Coaching Skills Series
This is one of many articles I intend to post this year considering the range of principles, skills and experiences you’ll need to be an effective coaching manager for the people in your team.
This post continues our look at coaching qualities. Check back in two weeks for a detailed look at when to use coaching.
How can we summarise the skills, knowledge and experience required to give us a profile of an effective coaching manager? It would seem that the first requirement is for the manager to find time to coach; to take ‘time out’ from their own duties to provide regular coaching input.
The coaching manager then establishes their credibility by undertaking their own job conscientiously and competently. They do not worry about being the font of all wisdom for the entire team. A manager who coaches will endeavour to set a good example and be an appropriate role model, but they are secure enough to avoid ‘pulling rank’ or having to rely on position power, i.e. that which comes with the job description and place in the organisation’s pecking order.

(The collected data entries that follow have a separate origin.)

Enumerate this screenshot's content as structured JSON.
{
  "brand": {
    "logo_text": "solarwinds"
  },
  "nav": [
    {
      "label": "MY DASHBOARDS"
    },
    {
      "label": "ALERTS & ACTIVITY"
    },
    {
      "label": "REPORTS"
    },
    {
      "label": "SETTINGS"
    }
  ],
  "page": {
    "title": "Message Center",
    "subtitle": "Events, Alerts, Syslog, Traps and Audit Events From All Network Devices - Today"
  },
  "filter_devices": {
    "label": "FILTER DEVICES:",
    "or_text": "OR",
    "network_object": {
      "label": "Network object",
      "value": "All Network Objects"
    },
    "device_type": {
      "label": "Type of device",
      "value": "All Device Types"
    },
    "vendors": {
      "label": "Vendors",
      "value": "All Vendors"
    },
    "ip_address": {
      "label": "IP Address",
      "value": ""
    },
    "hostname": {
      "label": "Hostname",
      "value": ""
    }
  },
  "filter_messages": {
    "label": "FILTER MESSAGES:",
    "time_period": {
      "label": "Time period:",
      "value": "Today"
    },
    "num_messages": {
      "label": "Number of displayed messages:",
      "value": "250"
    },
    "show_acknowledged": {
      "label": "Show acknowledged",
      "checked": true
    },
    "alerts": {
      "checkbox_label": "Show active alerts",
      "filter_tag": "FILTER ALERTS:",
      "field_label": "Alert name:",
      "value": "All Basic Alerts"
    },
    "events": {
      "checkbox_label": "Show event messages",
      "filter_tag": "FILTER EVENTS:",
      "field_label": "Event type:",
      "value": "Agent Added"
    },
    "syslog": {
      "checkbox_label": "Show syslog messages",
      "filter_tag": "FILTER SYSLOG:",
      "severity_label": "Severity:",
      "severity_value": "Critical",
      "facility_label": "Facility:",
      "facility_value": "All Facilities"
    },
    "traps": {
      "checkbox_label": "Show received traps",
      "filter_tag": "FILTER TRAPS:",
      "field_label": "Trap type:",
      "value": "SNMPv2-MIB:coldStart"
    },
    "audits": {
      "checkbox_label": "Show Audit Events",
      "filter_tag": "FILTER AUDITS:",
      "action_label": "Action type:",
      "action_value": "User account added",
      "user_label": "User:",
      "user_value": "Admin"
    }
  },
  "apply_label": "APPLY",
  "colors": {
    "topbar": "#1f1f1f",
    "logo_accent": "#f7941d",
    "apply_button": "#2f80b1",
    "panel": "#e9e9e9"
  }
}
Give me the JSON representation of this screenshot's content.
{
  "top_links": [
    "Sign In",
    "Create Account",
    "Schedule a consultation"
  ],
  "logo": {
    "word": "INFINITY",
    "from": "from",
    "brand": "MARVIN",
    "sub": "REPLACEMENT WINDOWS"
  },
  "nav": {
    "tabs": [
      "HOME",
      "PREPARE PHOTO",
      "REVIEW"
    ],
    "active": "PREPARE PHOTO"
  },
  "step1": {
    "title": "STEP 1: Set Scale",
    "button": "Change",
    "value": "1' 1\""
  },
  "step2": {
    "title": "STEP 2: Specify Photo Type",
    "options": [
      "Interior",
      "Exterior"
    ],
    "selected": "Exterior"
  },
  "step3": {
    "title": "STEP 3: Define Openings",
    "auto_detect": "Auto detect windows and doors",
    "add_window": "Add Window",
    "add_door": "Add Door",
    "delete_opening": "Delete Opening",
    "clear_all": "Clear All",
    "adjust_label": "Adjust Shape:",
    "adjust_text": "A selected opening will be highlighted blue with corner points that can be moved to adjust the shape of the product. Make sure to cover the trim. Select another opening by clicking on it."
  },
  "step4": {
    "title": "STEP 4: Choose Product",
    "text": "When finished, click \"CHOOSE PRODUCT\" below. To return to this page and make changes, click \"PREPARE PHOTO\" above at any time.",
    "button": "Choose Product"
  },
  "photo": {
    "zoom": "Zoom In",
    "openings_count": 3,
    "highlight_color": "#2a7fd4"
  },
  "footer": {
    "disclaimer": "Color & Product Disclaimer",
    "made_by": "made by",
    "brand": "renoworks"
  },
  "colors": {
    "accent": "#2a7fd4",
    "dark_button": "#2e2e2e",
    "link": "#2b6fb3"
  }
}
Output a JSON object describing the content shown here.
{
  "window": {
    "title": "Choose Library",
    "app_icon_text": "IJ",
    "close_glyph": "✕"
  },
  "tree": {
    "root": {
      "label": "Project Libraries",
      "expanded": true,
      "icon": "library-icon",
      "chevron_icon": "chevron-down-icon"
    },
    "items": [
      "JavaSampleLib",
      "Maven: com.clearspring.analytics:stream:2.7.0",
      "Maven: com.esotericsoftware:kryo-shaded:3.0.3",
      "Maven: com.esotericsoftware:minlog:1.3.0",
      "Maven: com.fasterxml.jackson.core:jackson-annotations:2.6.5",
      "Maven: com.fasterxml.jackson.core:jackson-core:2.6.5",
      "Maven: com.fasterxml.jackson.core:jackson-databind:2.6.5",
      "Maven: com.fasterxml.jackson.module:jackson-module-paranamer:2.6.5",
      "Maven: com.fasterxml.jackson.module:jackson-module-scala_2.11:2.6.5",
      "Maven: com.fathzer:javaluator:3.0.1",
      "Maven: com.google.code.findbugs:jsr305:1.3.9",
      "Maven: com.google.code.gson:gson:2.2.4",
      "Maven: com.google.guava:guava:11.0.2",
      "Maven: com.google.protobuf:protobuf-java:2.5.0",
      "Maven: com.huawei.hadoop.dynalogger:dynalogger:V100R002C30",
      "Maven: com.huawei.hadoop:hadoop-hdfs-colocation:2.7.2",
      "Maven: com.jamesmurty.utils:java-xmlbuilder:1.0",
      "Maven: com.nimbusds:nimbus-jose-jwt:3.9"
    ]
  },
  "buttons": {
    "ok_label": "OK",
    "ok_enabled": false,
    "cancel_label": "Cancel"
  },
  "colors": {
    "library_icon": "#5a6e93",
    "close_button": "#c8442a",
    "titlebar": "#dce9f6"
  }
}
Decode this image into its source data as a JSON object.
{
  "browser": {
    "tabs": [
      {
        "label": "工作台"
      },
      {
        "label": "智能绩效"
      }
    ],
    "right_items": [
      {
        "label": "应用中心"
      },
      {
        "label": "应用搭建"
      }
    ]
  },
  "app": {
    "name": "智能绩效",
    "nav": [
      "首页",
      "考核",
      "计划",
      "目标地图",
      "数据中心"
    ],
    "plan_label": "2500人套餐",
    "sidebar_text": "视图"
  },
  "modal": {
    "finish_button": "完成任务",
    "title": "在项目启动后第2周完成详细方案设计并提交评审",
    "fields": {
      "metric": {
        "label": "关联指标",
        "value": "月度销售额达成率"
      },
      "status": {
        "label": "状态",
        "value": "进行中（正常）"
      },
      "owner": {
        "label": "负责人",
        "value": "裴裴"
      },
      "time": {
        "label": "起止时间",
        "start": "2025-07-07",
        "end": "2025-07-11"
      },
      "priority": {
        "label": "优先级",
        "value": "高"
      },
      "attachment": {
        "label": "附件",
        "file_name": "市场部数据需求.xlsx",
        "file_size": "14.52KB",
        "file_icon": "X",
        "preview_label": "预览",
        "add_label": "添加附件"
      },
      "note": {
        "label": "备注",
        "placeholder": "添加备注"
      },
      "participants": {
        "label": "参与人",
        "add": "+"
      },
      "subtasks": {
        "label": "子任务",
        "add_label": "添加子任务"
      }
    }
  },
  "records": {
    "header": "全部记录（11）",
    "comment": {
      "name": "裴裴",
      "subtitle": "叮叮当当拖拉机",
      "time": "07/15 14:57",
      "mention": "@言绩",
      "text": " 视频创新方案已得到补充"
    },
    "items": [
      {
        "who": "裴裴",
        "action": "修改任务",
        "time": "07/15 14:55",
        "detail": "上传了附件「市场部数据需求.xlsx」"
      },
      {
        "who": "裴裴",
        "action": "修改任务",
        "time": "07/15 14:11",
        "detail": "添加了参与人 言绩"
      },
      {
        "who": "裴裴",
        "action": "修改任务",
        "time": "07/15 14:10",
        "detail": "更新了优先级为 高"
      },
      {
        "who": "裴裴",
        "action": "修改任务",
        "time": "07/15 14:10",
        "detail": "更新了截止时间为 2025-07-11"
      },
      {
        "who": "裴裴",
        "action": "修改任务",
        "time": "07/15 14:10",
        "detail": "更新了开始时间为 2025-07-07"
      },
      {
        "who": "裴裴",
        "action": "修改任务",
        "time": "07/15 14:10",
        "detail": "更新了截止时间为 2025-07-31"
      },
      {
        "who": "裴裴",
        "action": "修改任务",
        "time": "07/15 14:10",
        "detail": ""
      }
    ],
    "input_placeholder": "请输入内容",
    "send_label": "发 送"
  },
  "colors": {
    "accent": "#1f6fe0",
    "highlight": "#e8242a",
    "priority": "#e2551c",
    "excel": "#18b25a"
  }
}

Managers who coach are natural advocates of their people, encouraging and supporting them, especially when things are not going well. They give praise when it is due, but deal with poor performance in a straightforward and understanding manner. Managers who coach treat each individual as a person in their own right; uniquely different from other employees with whom they interact at work.
So to be a coach in a work context, these are the attributes you must develop. But are these not the same attributes that we’ve always needed to be an effective manager of people at work? Whilst we use the terms coaches and coaching do we not simply mean employing the knowledge, skills and personal qualities that those people seen as effective people managers always have? Assuming you are reading this because you are, or are about to become, a manager of people, I think you can afford to feel encouraged because you must already have these attributes developed to some degree anyway. You would not be in the job if you didn’t. As managers of people we are coaches – and always have been – but we can certainly develop our capabilities and improve our results by becoming aware of the factors this blog highlights.